An den Anfang stellte Bergler eine im Sonntagsblatt des Jahres 1933 veröffentlichte fiktive Szene, als ein Pfarrer die „Nichtarier zum sofortigen Verlassen der Kirche“ aufforderte. Sofort danach stieg Christus vom Kreuz, verließdie Kirche. Die Szene sei, so Bergler, als Appell an die Christen gedacht gewesen, sich an ihre Verbundenheit mit den Juden zu erinnern. „Denn Jesus, an den wir glauben, war zeitlebens Jude, Jesus war kein Christ, aber offenbar war es da schon zu spät“, sagte Bergler.

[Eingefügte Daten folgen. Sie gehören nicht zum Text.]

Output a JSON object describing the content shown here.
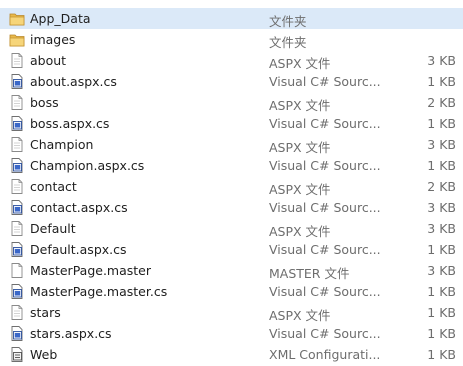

Kirchliches Gedenken an den 9. und 10. November 1938 komme an Martin Luther nicht vorbei, der, geboren am 10. November 1483, etliche schwer antijüdische Schriften verfasste. Darunter die berühmteste aus dem Jahr 1543 „Von den Juden und ihren Lügen“, in der der Reformator die Landesherren aufruft, ihre (der Juden) Synagogen oder Schulen anzustecken. „Fast könnte man meinen, Hitler habe nur das ausführen müssen, was Luther 400 Jahre zuvor gefordert hatte“, sagte Bergler. […]

Bergler blieb kritisch. Das Gedenken sieben Jahrzehnte danach sei ihm zu viel, fast zu einem „inflationären Wortgeklingel geworden“. Vergangenheitsbewältigung dürfe nicht „bloß mit Reden“ geschehen, man müsse vielmehr auf die Opfer und Liedtragenden von damals hören, solange sie noch lebten. „Nur echte, ungeschminkte Erinnerung kann zur Buße, zur Umkehr heute führen“, sagte Bergler. Wichtigste Konsequenz aus „unserer Vergangenheit“ sei mehr Mut, Zivilcourage, Rückgrat, die Schärfung der Augen für all jene, die heute von einem „Schicksal bedroht sind, wie es den Juden damals widerfuhr“.